Standardising \(X\) (subtracting its mean and dividing by its standard deviation) gives a distribution that is approximately normal as the sample size, \(n\), increases. Therefore

\[ \frac{X - n\pi}{\sqrt{n \pi(1 - \pi)}} \;\;\underset {\text{approx}}{\sim} \;\; \NormalDistn(0, 1) \]

This can be used as a pivot. An approximate 95% confidence interval is therefore the solution to

\[ -1.96 \;\;\lt\;\; \frac{x - n\pi}{\sqrt{n \pi(1 - \pi)}} \;\;\lt\;\; 1.96 \]

Question

A retail clothing outlet has collected the following data from random sampling of invoices for T-shirts over the past month.

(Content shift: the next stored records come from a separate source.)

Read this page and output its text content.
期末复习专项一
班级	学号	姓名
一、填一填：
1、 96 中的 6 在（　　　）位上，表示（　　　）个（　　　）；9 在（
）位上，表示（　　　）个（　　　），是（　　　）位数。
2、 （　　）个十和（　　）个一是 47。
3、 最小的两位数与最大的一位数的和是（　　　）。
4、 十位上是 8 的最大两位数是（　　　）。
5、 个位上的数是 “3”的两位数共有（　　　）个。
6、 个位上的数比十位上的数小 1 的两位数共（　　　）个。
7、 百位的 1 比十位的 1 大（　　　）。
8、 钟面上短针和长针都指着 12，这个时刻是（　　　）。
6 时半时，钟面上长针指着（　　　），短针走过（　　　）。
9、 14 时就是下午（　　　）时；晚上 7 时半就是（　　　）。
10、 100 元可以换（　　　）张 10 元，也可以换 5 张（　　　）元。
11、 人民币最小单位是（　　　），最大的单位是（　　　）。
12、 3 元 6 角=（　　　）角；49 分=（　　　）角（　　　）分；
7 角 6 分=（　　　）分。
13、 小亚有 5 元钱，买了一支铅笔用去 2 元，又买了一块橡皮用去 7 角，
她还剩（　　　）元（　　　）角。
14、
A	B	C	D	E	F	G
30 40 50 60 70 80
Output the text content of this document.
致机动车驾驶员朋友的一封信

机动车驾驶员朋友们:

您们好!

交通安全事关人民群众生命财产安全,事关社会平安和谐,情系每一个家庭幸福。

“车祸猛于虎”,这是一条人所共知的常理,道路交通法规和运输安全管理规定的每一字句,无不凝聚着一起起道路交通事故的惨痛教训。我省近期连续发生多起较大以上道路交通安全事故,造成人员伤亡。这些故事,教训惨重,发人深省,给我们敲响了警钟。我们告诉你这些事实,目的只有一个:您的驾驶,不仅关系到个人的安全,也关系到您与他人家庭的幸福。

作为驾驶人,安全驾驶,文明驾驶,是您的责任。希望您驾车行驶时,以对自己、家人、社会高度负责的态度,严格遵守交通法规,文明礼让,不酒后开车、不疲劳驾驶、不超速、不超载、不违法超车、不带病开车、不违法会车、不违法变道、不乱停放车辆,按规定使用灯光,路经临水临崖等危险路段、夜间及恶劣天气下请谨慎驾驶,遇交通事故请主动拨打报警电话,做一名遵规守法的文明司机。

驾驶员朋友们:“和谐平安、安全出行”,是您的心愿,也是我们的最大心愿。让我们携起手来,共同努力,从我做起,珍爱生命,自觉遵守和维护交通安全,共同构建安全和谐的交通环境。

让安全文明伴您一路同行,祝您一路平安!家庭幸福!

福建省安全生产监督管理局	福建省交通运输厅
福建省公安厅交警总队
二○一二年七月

  Small Medium Large XL Total
North Island 2 15 24 9 50
South Island 4 17 23 6 50

Find a 95% confidence interval for the probability that a T-shirt purchased from one of the store's North Island shops is Small.

(Solved in full version)

Using a pivot, the above 95% confidence interval is

\[ 0.011 \;\;\lt\;\; \pi \;\;\lt\;\; 0.135 \]

whereas the conventional Wald-type 95% confidence interval would be

\[ -0.014 \;\;\lt\;\; \pi \;\;\lt\;\; 0.094 \]

This includes impossible negative values for \(\pi\), so the confidence interval found from a pivot is better.